Меня это радует и я им по-белому завидую. Мне сложнее даётся язык.

— А как Вы вливались в общую атмосферу?
— А вот это было абсолютно не тяжело. Если бы не языковой барьер, это было бы самое лёгкое, пожалуй, в моей жизни, что мне приходилось делать. Из таких глобальных вещей, из каких-то глобальных перемен. Я допускаю, что где-то присутствует момент лицемерия. Но они так воспитаны, французы. Они все настолько приветливы, что совершенно не чувствуешь себя не в своей тарелке. Единственное, что нужно – это нужно говорить, чтоб тебя понимали. И всё. И никогда у тебя не будет никаких проблем в плане общения, в плане коммуникации здесь, в этой стране.

— Олег, какие у вас сверхзадачи в жизни?
— Цель одна – рано или поздно вернуться к своей работе, если говорить о творчестве. А если говорить о бытовой стороне… Конечно же, цель – в конце концов получить какой-то комфорт жизненный, какую-то устроенность, потому что всё время, которое я прожил на Украине, всё время приходилось с этими сложностями бороться, к большому моему сожалению. Это и причина, почему родилась мысль уехать, это и причина, почему не хватило сил от этой мысли отказаться. Как я её реализую? В данный момент я реализую её следующим образом: я работаю по пятилетнему контракту с абсолютно стабильной зарплатой. Учу усердно, старательно язык для того, чтобы была возможность по окончании этого контракта иметь выбор: продлевать контракт здесь и продолжать заниматься типа музыкой или же всё-таки попытаться найти что-то своё, но здесь, во Франции. О возвращении, пожалуй, я бы не стал говорить.
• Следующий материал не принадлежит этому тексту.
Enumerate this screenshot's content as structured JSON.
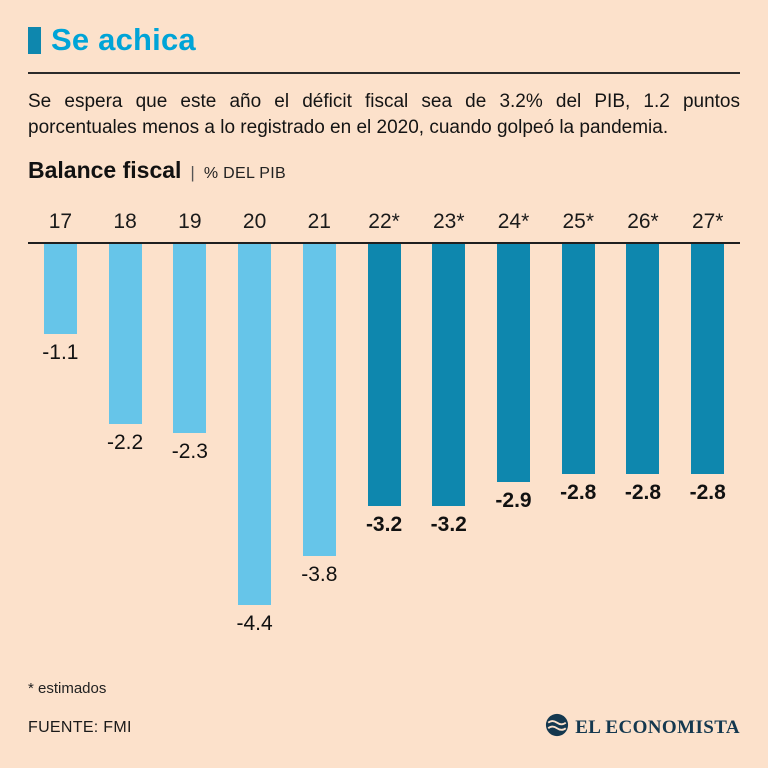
{
  "header": {
    "title": "Se achica"
  },
  "intro": "Se espera que este año el déficit fiscal sea de 3.2% del PIB, 1.2 puntos porcentuales menos a lo registrado en el 2020, cuando golpeó la pandemia.",
  "chart_header": {
    "title": "Balance fiscal",
    "separator": "|",
    "unit": "% DEL PIB"
  },
  "chart_data": {
    "type": "bar",
    "title": "Balance fiscal",
    "ylabel": "% DEL PIB",
    "categories": [
      "17",
      "18",
      "19",
      "20",
      "21",
      "22*",
      "23*",
      "24*",
      "25*",
      "26*",
      "27*"
    ],
    "values": [
      -1.1,
      -2.2,
      -2.3,
      -4.4,
      -3.8,
      -3.2,
      -3.2,
      -2.9,
      -2.8,
      -2.8,
      -2.8
    ],
    "labels": [
      "-1.1",
      "-2.2",
      "-2.3",
      "-4.4",
      "-3.8",
      "-3.2",
      "-3.2",
      "-2.9",
      "-2.8",
      "-2.8",
      "-2.8"
    ],
    "estimated": [
      false,
      false,
      false,
      false,
      false,
      true,
      true,
      true,
      true,
      true,
      true
    ],
    "ylim": [
      -4.4,
      0
    ],
    "grid": false,
    "legend": "none",
    "colors": {
      "historical": "#66c5e9",
      "estimated": "#0e87ae"
    }
  },
  "footnote": "* estimados",
  "source": "FUENTE: FMI",
  "logo": {
    "text": "EL ECONOMISTA"
  },
  "colors": {
    "background": "#fce1cb",
    "accent": "#00a4d7",
    "accent_dark": "#0e87ae",
    "logo": "#14384f"
  }
}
— Вам кажется, что Украина безнадёжна?

— Могу рассказать маленькую историю. В тот момент, когда мы с Вами познакомились, в тот период времени, когда Украина зашевелилась и забурлила, я стал довольно-таки активным, в политическом смысле, человеком. Интересующимся, скажем так. Не активно действующим, а активно интересующимся и очень болеющим. До того я был абсолютно пассивен. Я никогда не ходил на выборы и не принимал участия ни в какой общественной деятельности. Это меня абсолютно не интересовало, потому что я не видел в этом никакого смысла. Это было совершенно бесполезно. Но тогда, как мне показалось, Украина проснулась. Я стал таким активным болельщиком. Род моей деятельности не позволил мне себя где-то в чём-то проявить, я занимался совершенно другими вещами, и единственное, что я мог сделать для своей страны, это еще больше выдать более талантливых детей на-гора (это я шучу). Но когда прошло некоторое время, то наступило такое разочарование, от которого, пожалуй, меня не пробудит никакая революция.
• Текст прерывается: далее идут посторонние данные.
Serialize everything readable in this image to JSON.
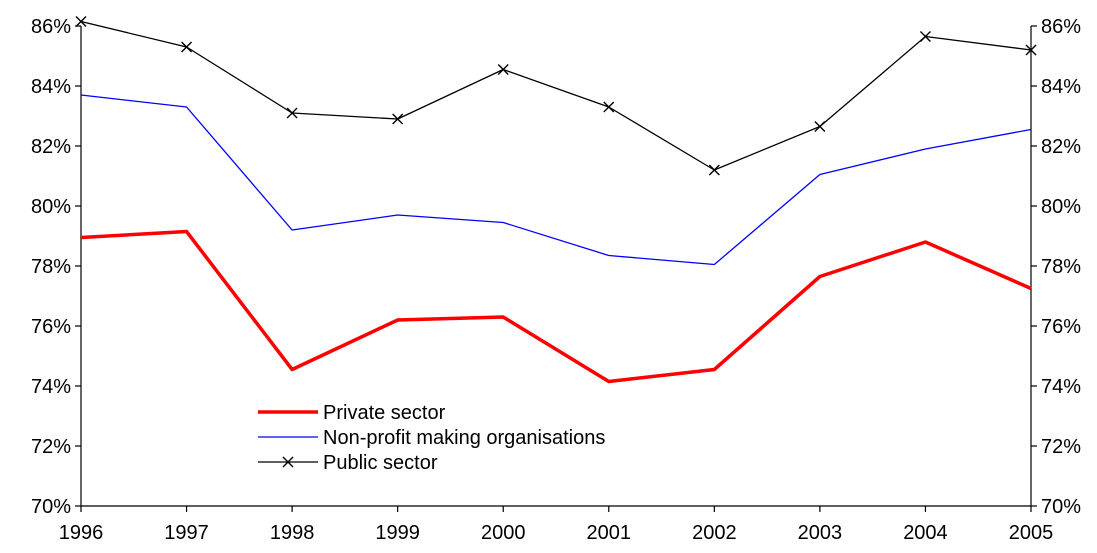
{
  "chart_data": {
    "type": "line",
    "title": "",
    "xlabel": "",
    "ylabel": "",
    "x": [
      "1996",
      "1997",
      "1998",
      "1999",
      "2000",
      "2001",
      "2002",
      "2003",
      "2004",
      "2005"
    ],
    "ylim": [
      70,
      86
    ],
    "yticks": [
      70,
      72,
      74,
      76,
      78,
      80,
      82,
      84,
      86
    ],
    "y_tick_labels": [
      "70%",
      "72%",
      "74%",
      "76%",
      "78%",
      "80%",
      "82%",
      "84%",
      "86%"
    ],
    "y_axis_right_mirrored": true,
    "grid": false,
    "legend_position": "lower-left",
    "series": [
      {
        "name": "Private sector",
        "color": "#ff0000",
        "line_style": "thick",
        "marker": "none",
        "values": [
          78.95,
          79.15,
          74.55,
          76.2,
          76.3,
          74.15,
          74.55,
          77.65,
          78.8,
          77.25
        ]
      },
      {
        "name": "Non-profit making organisations",
        "color": "#0000ff",
        "line_style": "thin",
        "marker": "none",
        "values": [
          83.7,
          83.3,
          79.2,
          79.7,
          79.45,
          78.35,
          78.05,
          81.05,
          81.9,
          82.55
        ]
      },
      {
        "name": "Public sector",
        "color": "#000000",
        "line_style": "thin",
        "marker": "x",
        "values": [
          86.15,
          85.3,
          83.1,
          82.9,
          84.55,
          83.3,
          81.2,
          82.65,
          85.65,
          85.2
        ]
      }
    ]
  }
}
Впрочем, не всё так плохо. Всё течёт и всё меняется. И надежда никогда не умирает. И она во мне тоже теплится и зиждется. Что всё-таки люди изменятся у нас и изменятся те, кому нужно измениться. Не те, от которых ничего не зависит, не те, которых самих нужно менять (сами они не смогут измениться), а те, которые могут измениться, но не меняются по той простой причине, что эгоизм просто главенствует. Вот и всё… Может быть, всё-таки здравый смысл восторжествует когда-нибудь и люди задумаются о том, что превратить что-то хорошее в груду развалин очень легко. А что-то потом построить новое гораздо сложнее.